ALTERMAN: Well, part of it is clearly that you have a new Israeli government that was elected on the premise that unilateral disengagement is what will bring peace, and now they find themselves fighting a two-front war in the very places from which they've unilaterally disengaged. You have a prime minister without a long defense and security resume. You have a defense minister without a long security resume.
So, I think to some extent this is an Israeli government that had something to prove, that wanted to prove its toughness. I'm not sure exactly where the strategy is other than proving toughness. It seems to me that ultimately they need a political outcome, and it seems to me that they need to think very carefully about how the military actions, which they unquestionably can carry out with impunity, lead to precisely the kind of political outcome they're looking for.

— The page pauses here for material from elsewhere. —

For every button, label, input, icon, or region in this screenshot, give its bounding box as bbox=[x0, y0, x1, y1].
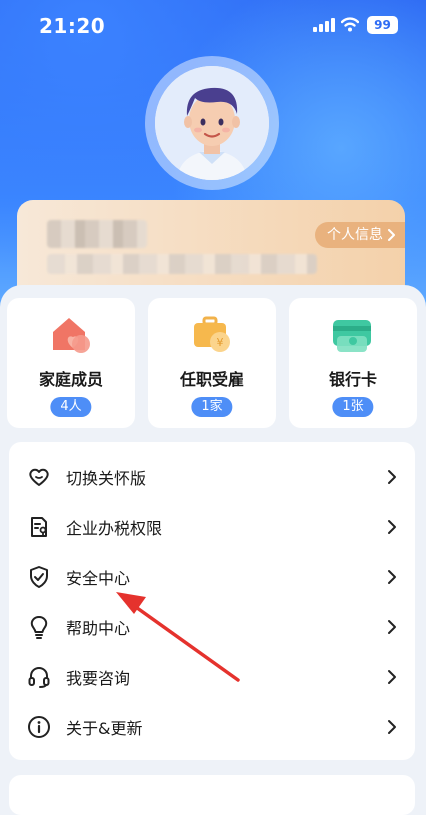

RATTANSI: But doesn't even the way that you're explaining it suggest a certain disengagement, that this is just a matter of the Israeli leadership trying to prove its toughness? We're talking about over 200 people killed and a Lebanon that was barely restructured and reconstituted being destroyed again.
ALTERMAN: I think in their view, they're not trying to destroy Lebanon. In their view, the citizens of northern Israel live in fear, partly because the government of Lebanon said we don't really care about Hezbollah attacks on Israelis. We really will over time move in, but if the Katyusha rockets fall, that's not really our problem, that's something the Israelis started.
I'm not sure that that is going to get them the right result either with Hezbollah or with the Lebanese government, but that's where they're going. And as your previous speaker said, there is a strain of thought in Israel that says it is force that gets the Arab world to take notice, and we have to apply more force. The question is.
RATTANSI: Jon Alterman, we have to leave it there, but thank you so much.
ALTERMAN: Thank you, Shihab.
RATTANSI: That's INSIGHT. I'm Shihab Rattansi.